The music of Thelonious Monk never stops being a pleasant surprise. A nonpareil composer and pianist, Monk seemed to organically operate in his own universe, one where conformity and iconoclasm were inseparable notions. He wrote incredibly sturdy songs, fortified by memorable melodies, rhythmic syncopation and, above all, the blues. Yet they veer off at crazy angles, rear up in dissonant tones, and rarely forsake Monk's wry sense of humor. He charms and confounds in one swell foop.
Not surprisingly, Monk the pianist is the definitive interpreter of Monk the composer. And small ensembles have generally fared better than larger groups in parsing his idiosyncrasies.
Wynton Marsalis and his Jazz at Lincoln Center Orchestra are attempting to buck that history. With a program of original big-band arrangements of Monk tunes in tow, the group is on a national tour that visits Orchestra Hall in Minneapolis this weekend. Friday night is dedicated to Monk, while on Saturday the orchestra will focus on music from Blue Note Records' storied catalogue.
Can the JLCO adapt Monk without sacrificing his renegade capacity for surprise?
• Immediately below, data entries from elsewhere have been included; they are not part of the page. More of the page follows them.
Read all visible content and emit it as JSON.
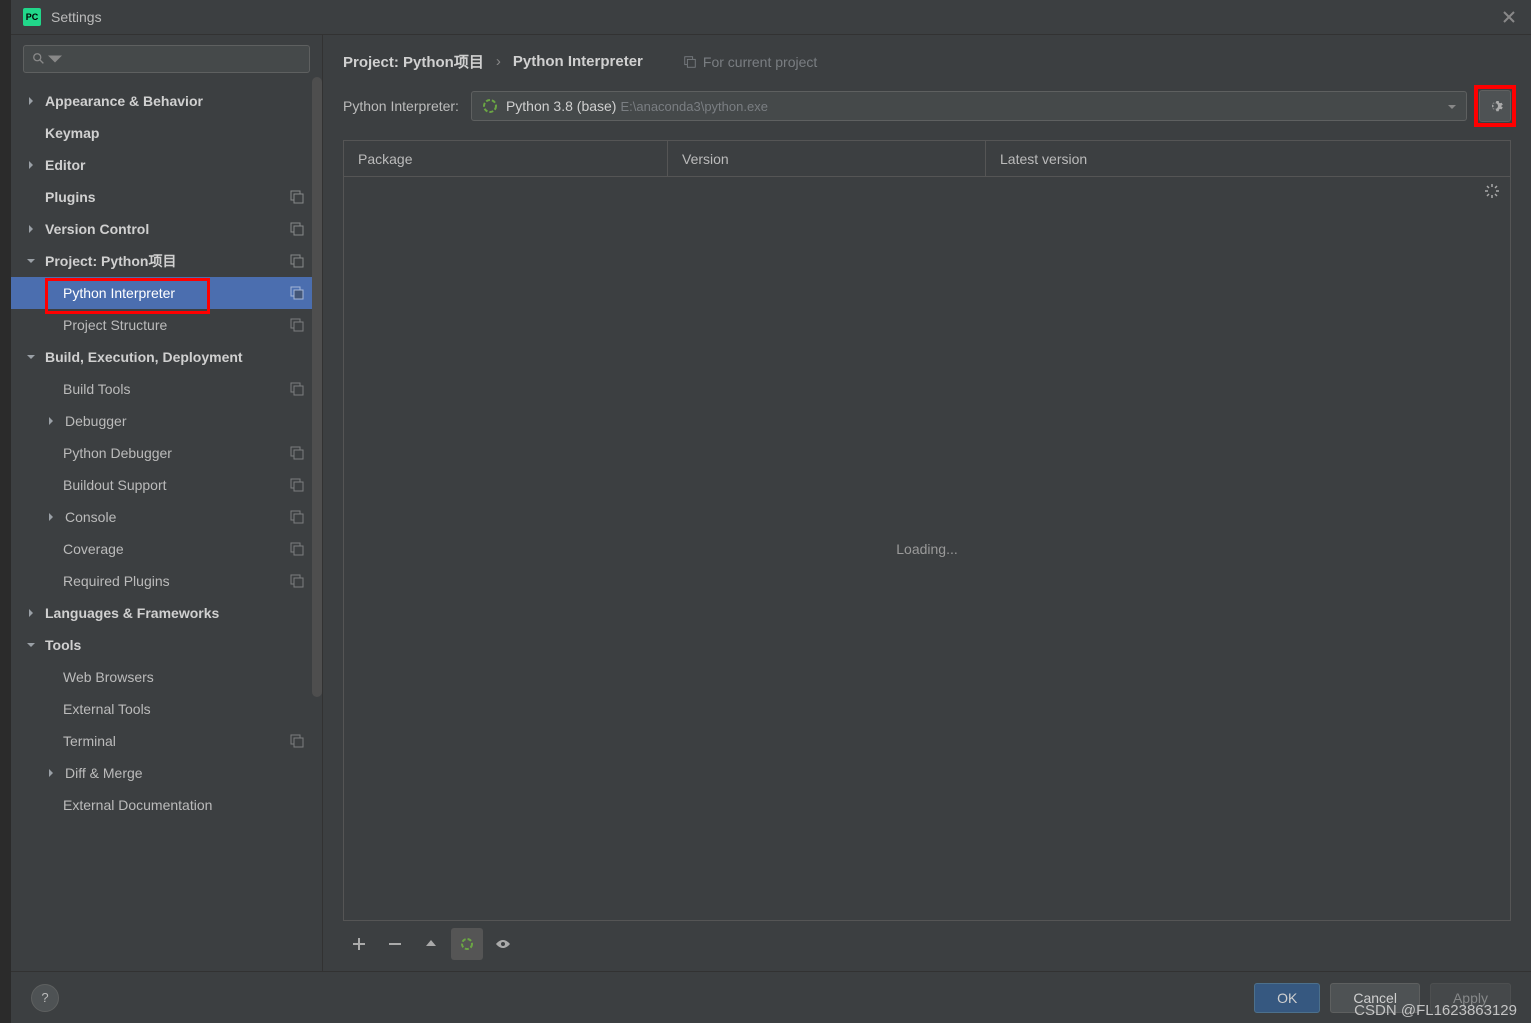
{
  "window": {
    "title": "Settings"
  },
  "search": {
    "placeholder": ""
  },
  "sidebar": {
    "items": [
      {
        "label": "Appearance & Behavior",
        "bold": true,
        "arrow": "right"
      },
      {
        "label": "Keymap",
        "bold": true
      },
      {
        "label": "Editor",
        "bold": true,
        "arrow": "right"
      },
      {
        "label": "Plugins",
        "bold": true,
        "copy": true
      },
      {
        "label": "Version Control",
        "bold": true,
        "arrow": "right",
        "copy": true
      },
      {
        "label": "Project: Python项目",
        "bold": true,
        "arrow": "down",
        "copy": true
      },
      {
        "label": "Python Interpreter",
        "child": true,
        "selected": true,
        "highlighted": true,
        "copy": true
      },
      {
        "label": "Project Structure",
        "child": true,
        "copy": true
      },
      {
        "label": "Build, Execution, Deployment",
        "bold": true,
        "arrow": "down"
      },
      {
        "label": "Build Tools",
        "child": true,
        "copy": true
      },
      {
        "label": "Debugger",
        "child": true,
        "childArrow": "right"
      },
      {
        "label": "Python Debugger",
        "child": true,
        "copy": true
      },
      {
        "label": "Buildout Support",
        "child": true,
        "copy": true
      },
      {
        "label": "Console",
        "child": true,
        "childArrow": "right",
        "copy": true
      },
      {
        "label": "Coverage",
        "child": true,
        "copy": true
      },
      {
        "label": "Required Plugins",
        "child": true,
        "copy": true
      },
      {
        "label": "Languages & Frameworks",
        "bold": true,
        "arrow": "right"
      },
      {
        "label": "Tools",
        "bold": true,
        "arrow": "down"
      },
      {
        "label": "Web Browsers",
        "child": true
      },
      {
        "label": "External Tools",
        "child": true
      },
      {
        "label": "Terminal",
        "child": true,
        "copy": true
      },
      {
        "label": "Diff & Merge",
        "child": true,
        "childArrow": "right"
      },
      {
        "label": "External Documentation",
        "child": true
      }
    ]
  },
  "breadcrumb": {
    "crumb1": "Project: Python项目",
    "sep": "›",
    "crumb2": "Python Interpreter",
    "scope": "For current project"
  },
  "interpreter": {
    "label": "Python Interpreter:",
    "name": "Python 3.8 (base)",
    "path": "E:\\anaconda3\\python.exe"
  },
  "table": {
    "columns": [
      "Package",
      "Version",
      "Latest version"
    ],
    "loading": "Loading..."
  },
  "footer": {
    "help": "?",
    "ok": "OK",
    "cancel": "Cancel",
    "apply": "Apply"
  },
  "watermark": "CSDN @FL1623863129"
}
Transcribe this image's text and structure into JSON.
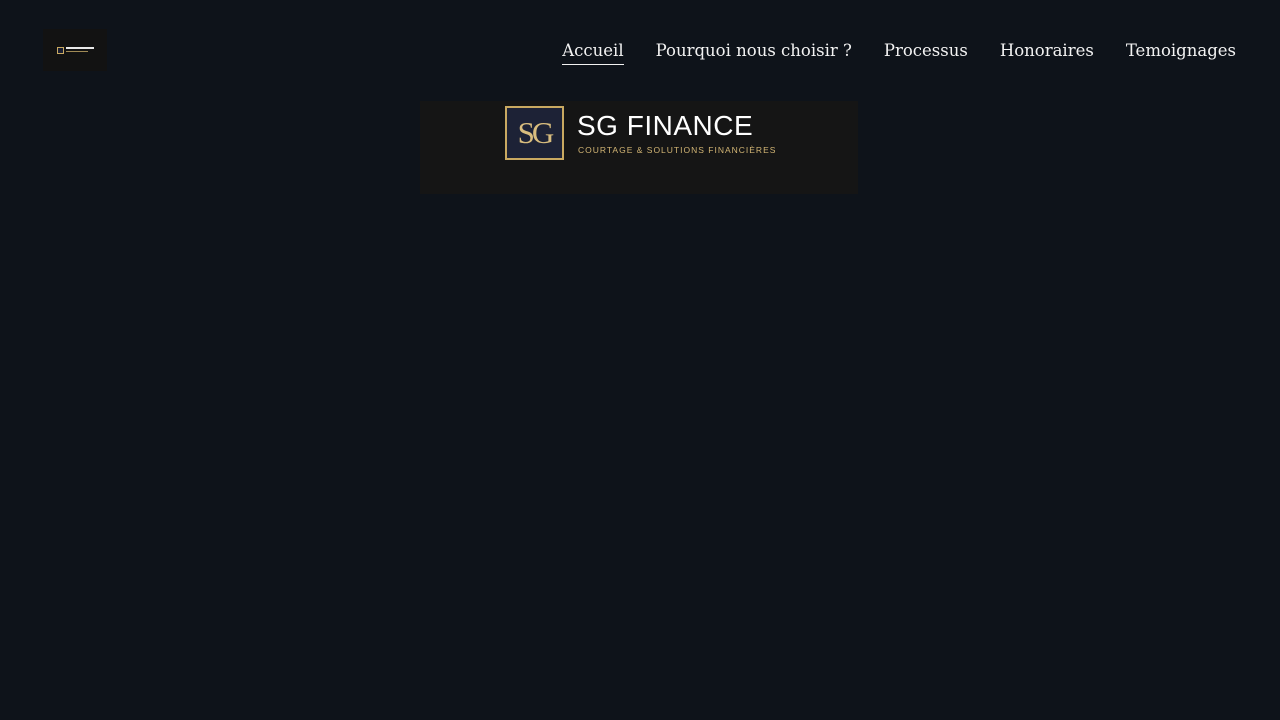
{
  "header": {
    "logo_alt": "SG FINANCE",
    "nav": [
      {
        "label": "Accueil",
        "active": true
      },
      {
        "label": "Pourquoi nous choisir ?",
        "active": false
      },
      {
        "label": "Processus",
        "active": false
      },
      {
        "label": "Honoraires",
        "active": false
      },
      {
        "label": "Temoignages",
        "active": false
      }
    ]
  },
  "hero": {
    "emblem": "SG",
    "brand_name": "SG FINANCE",
    "tagline": "COURTAGE & SOLUTIONS FINANCIÈRES"
  },
  "colors": {
    "background": "#0e131a",
    "gold": "#c9a961",
    "emblem_fill": "#1d2236"
  }
}
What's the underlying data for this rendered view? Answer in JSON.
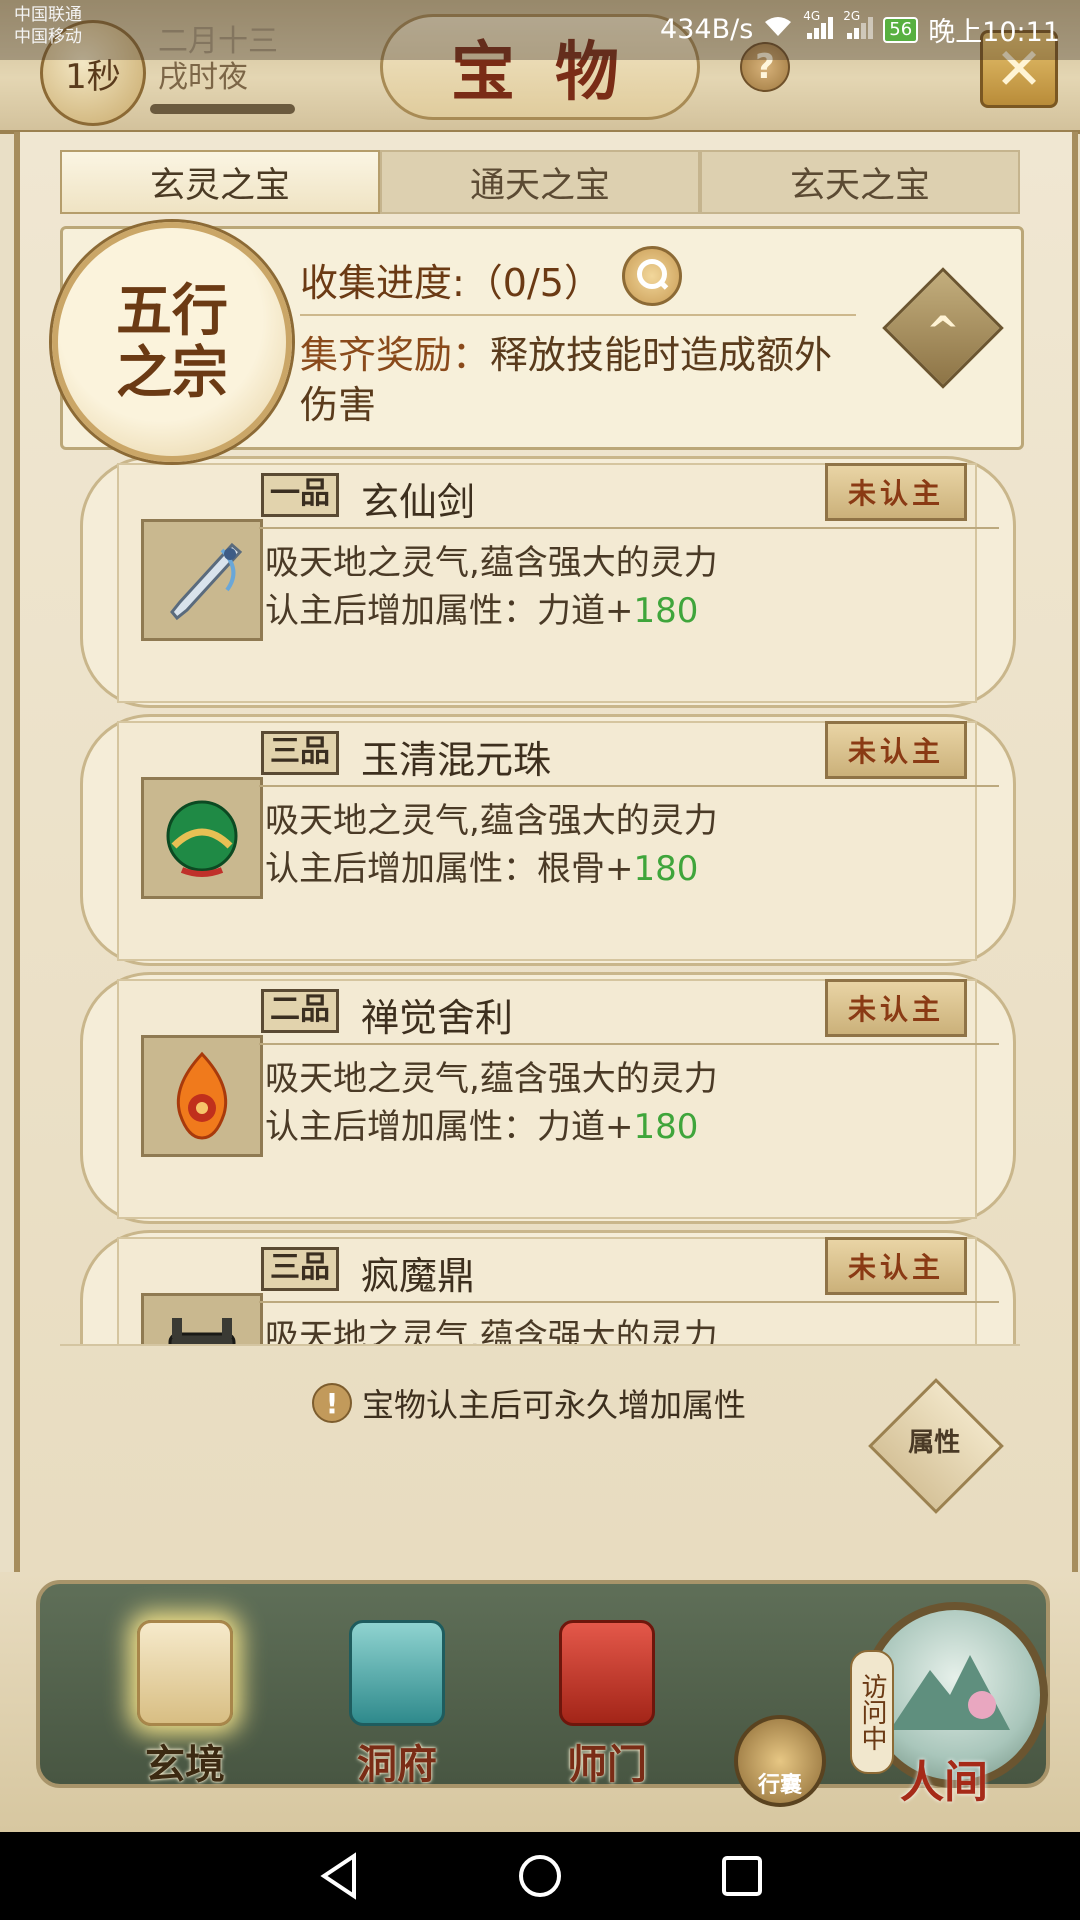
{
  "status_bar": {
    "carrier_1": "中国联通",
    "carrier_2": "中国移动",
    "speed": "434B/s",
    "net_1": "4G",
    "net_2": "2G",
    "battery": "56",
    "time": "晚上10:11"
  },
  "header": {
    "moon_badge": "1秒",
    "lunar_date": "二月十三",
    "time_of_night": "戌时夜",
    "title": "宝物",
    "help_glyph": "?",
    "close_glyph": "✕"
  },
  "tabs": [
    {
      "label": "玄灵之宝",
      "active": true
    },
    {
      "label": "通天之宝",
      "active": false
    },
    {
      "label": "玄天之宝",
      "active": false
    }
  ],
  "set": {
    "emblem_text": "五行之宗",
    "progress_label": "收集进度:（0/5）",
    "reward_key": "集齐奖励：",
    "reward_value": "释放技能时造成额外伤害"
  },
  "treasures": [
    {
      "grade": "一品",
      "name": "玄仙剑",
      "status": "未认主",
      "desc": "吸天地之灵气,蕴含强大的灵力",
      "attr_prefix": "认主后增加属性：力道+",
      "attr_value": "180",
      "icon": "sword-icon"
    },
    {
      "grade": "三品",
      "name": "玉清混元珠",
      "status": "未认主",
      "desc": "吸天地之灵气,蕴含强大的灵力",
      "attr_prefix": "认主后增加属性：根骨+",
      "attr_value": "180",
      "icon": "jade-orb-icon"
    },
    {
      "grade": "二品",
      "name": "禅觉舍利",
      "status": "未认主",
      "desc": "吸天地之灵气,蕴含强大的灵力",
      "attr_prefix": "认主后增加属性：力道+",
      "attr_value": "180",
      "icon": "flame-relic-icon"
    },
    {
      "grade": "三品",
      "name": "疯魔鼎",
      "status": "未认主",
      "desc": "吸天地之灵气,蕴含强大的灵力",
      "attr_prefix": "",
      "attr_value": "",
      "icon": "cauldron-icon"
    }
  ],
  "hint": "宝物认主后可永久增加属性",
  "attributes_button": "属性",
  "bottom_nav": {
    "items": [
      {
        "label": "玄境",
        "icon": "scroll-icon",
        "active": true
      },
      {
        "label": "洞府",
        "icon": "pavilion-icon",
        "active": false
      },
      {
        "label": "师门",
        "icon": "banner-icon",
        "active": false
      }
    ],
    "bag_label": "行囊",
    "visiting": "访问中",
    "world_label": "人间"
  },
  "colors": {
    "accent_red": "#7a2c16",
    "green_value": "#3fa53b",
    "parchment": "#f5edd8"
  }
}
Early indications are promising.
In a long, revealing interview with Bad Plus pianist Ethan Iverson on Iverson’s blog, "Do the Math," Marsalis laid out a compelling case for how Monk’s approach to rhythm, while distinctive, is part of the universal language of jazz. Marsalis has also opted to feature many of the lesser-known songs in Monk’s catalog and to spread the responsibility for arrangements throughout the ensemble. And his comments to Iverson and positive reviews of the show both indicate that there is a more pronounced Latin influence in the orchestra, especially from young bassist Carlos Henriquez, who has arranged Monk’s "Bye-Ya."
All of this suggests a refreshing and unorthodox approach to Monk's invaluable legacy. He deserves nothing less.
MONK'S MUSIC: A LISTENER'S GUIDE
"Genius of Modern Music, Vol. 1" (1947, Blue Note): Proof that Monk emerged full-blown on his first dates as leader. It contains a half-dozen stone-cold classics -- "'Round Midnight," "Ruby My Dear" and "Epistrophy" for starters -- and phrases from vibest Milt Jackson that transcend his output with the Modern Jazz Quartet. The complete Blue Note box (it’s only 4 CDS) is a worthy investment, but if you can only afford one, this is it.
"Blue Monk, Vol. 2" (1952-54, Prestige): Again, the 3-CD "Complete Prestige Recordings" is an outstanding value, but for a single disc, this offers the best variety and the incomparable Sonny Rollins besides.
"Monk's Music" (1957, Riverside): The general consensus is that "Brilliant Corners" from the year before is the more important album. But this epitomizes Monk’s ability to be both taut and freewheeling, and features a boatload of legends -- Art Blakey, John Coltrane, Coleman Hawkins -- either in top form or, in the case of Hawkins, fighting to stay modern.
"Thelonious Monk Quartet With John Coltrane at Carnegie Hall" (1957, Blue Note): Worth the hype when it was unearthed four years ago, these two shows from a single night in 1957 contain great songs performed by a pair of legends in synergistic splendor.
"The Thelonious Monk Orchestra at Town Hall," (1959, Riverside); "Big Band and Quartet in Concert" (1963-64, Columbia): Vital primers on big-band Monk. These discs share arranger Hall Overton and many of the same musicians. The Columbia set seems to generate more spunk and daring, perhaps because of the prior experience at Town Hall, perhaps because Monk was at the peak of his popularity. The only other large ensemble Monk recording, "Monk’s Dream" (1968), with arrangements by Oliver Nelson, is best avoided.
"Criss Cross" (1962, Columbia): Any Monk disc with saxophonist Charlie Rouse is worth owning, but Rouse’s penchant for intuiting the magic of Monk better than anyone is especially prominent here. Monk's stride stylings on "Tea for Two" reveal another facet of his artistry.
"Solo Monk" (1964, Columbia): 'Nuff said.